There are also people who are exactly the way they are with a big red siren on their head saying stay away I am an awful person yet people still fall for it, yes it is easier to think they are they come across as a saint before hand but yes some people are exactly who they are and people choose not to see it deliberately, and it can be obvious to everyone around them

it can be dressed up anyway people want it happens

PithyViewer · 18/02/2026 05:23

mellicauli · 17/02/2026 12:21

This is supposed to be the honeymoon phase! Do not, repeat do not, have children with this man.

He will behave like a petulant child when you need him to step up and be a grown up. You will end up doing all the work (and it is the hardest job in the world) on zero sleep, zero money, zero love and zero fun. He'll probably resent any needs they have (emotional or financial). And he will wear you down with his negativity.

Leave his sorry genes to fester on the shelf and go find an upgrade.

Leave his sorry genes to fester on the shelf and go find an upgrade.

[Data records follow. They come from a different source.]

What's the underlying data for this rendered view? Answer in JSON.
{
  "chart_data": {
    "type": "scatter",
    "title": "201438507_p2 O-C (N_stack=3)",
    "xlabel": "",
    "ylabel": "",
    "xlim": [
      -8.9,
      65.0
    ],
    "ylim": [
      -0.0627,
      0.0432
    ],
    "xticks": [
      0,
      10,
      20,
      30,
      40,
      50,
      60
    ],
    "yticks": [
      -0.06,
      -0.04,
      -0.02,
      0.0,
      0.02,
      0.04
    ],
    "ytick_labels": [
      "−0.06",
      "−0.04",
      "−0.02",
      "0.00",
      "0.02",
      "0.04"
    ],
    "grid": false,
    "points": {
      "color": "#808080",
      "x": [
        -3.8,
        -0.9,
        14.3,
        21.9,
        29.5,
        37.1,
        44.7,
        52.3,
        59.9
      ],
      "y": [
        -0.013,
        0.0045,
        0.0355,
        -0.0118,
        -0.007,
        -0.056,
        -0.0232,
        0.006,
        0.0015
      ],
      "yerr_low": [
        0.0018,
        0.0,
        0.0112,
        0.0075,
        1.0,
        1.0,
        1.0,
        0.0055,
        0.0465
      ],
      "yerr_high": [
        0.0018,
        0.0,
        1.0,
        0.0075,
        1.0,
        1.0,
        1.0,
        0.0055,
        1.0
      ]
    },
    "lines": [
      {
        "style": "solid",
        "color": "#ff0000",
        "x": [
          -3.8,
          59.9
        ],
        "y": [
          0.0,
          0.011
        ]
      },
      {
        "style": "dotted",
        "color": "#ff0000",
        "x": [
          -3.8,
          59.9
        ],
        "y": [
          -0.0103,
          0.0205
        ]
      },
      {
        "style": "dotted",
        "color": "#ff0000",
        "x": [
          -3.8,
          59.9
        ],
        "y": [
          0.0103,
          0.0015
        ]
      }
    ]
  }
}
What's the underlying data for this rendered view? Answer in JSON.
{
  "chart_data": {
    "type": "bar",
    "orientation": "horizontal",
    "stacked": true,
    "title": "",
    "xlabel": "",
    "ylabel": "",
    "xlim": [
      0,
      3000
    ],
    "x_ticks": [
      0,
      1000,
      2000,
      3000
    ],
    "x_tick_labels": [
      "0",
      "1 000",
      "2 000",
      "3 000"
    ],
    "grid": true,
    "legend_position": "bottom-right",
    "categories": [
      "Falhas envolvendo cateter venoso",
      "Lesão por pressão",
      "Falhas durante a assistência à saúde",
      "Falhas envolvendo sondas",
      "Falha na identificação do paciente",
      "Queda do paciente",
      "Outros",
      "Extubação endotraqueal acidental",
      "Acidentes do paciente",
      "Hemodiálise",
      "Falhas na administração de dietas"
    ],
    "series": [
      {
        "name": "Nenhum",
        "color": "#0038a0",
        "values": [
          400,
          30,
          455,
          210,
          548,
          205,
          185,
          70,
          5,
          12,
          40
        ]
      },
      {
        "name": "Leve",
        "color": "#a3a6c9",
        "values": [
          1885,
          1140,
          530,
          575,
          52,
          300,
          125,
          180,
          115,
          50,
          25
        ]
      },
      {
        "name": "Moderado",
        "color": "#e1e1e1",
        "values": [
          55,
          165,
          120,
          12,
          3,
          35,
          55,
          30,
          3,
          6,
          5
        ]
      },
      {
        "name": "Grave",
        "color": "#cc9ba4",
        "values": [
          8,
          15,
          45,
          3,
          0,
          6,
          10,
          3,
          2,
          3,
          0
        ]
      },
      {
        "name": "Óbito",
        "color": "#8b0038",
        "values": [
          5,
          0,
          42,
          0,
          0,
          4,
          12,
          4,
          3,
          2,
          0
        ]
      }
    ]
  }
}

🤣🤣🤣 Reading that healed a tiny part of my soul, so thank you. This is exactly what I did with the husband I had that seemed to hate me and treated me with more and more contempt and disrespect as the years passed. (Which only started after the wedding.) I haven't found an upgrade as he put me off men for life, but I didn't reproduce with him. No way did he deserve a nice wife OR a baby.

graygoose · 18/02/2026 06:11

OP I’m so sorry, this is NOT how men are supposed to behave. I know the bar is in hell but Jesus Christ.

My ex-DH had, I realised now, covert narcissistic tendencies. He gaslit me, emotionally abused me, went out until 4am the night before my waters broke (sound familiar?) and even HE did not behave like this on or about our wedding day. So if even my genuine bottom of the barrel ex-DH wasn’t this bad, I have some serious concerns for you.

I know he won’t be like this all the time. No abusers are, that’s how they get us. But it’s so easy to get lulled into a pattern of behaviour that, like a frog in a slowly boiling pot of water, you don’t notice until it’s too late. This is the warning you’ve realised for yourself, whether you heed it is up to you.

PithyViewer · 18/02/2026 06:16

graygoose · 18/02/2026 06:11

OP I’m so sorry, this is NOT how men are supposed to behave. I know the bar is in hell but Jesus Christ.

My ex-DH had, I realised now, covert narcissistic tendencies. He gaslit me, emotionally abused me, went out until 4am the night before my waters broke (sound familiar?) and even HE did not behave like this on or about our wedding day. So if even my genuine bottom of the barrel ex-DH wasn’t this bad, I have some serious concerns for you.

I know he won’t be like this all the time. No abusers are, that’s how they get us. But it’s so easy to get lulled into a pattern of behaviour that, like a frog in a slowly boiling pot of water, you don’t notice until it’s too late. This is the warning you’ve realised for yourself, whether you heed it is up to you.

I cannot agree too much with this post.

Abusers mix their bile in with a lot of honey.

OP, prepare to be love-bombed once he realises that he's gone too far. There'll be tears and sorries and declarations of love and various excuses. All will be honeymoon, until the next cycle of tension-building begins. This is what you're in for. Your situation is very familiar to those of us who have trodden this path before you.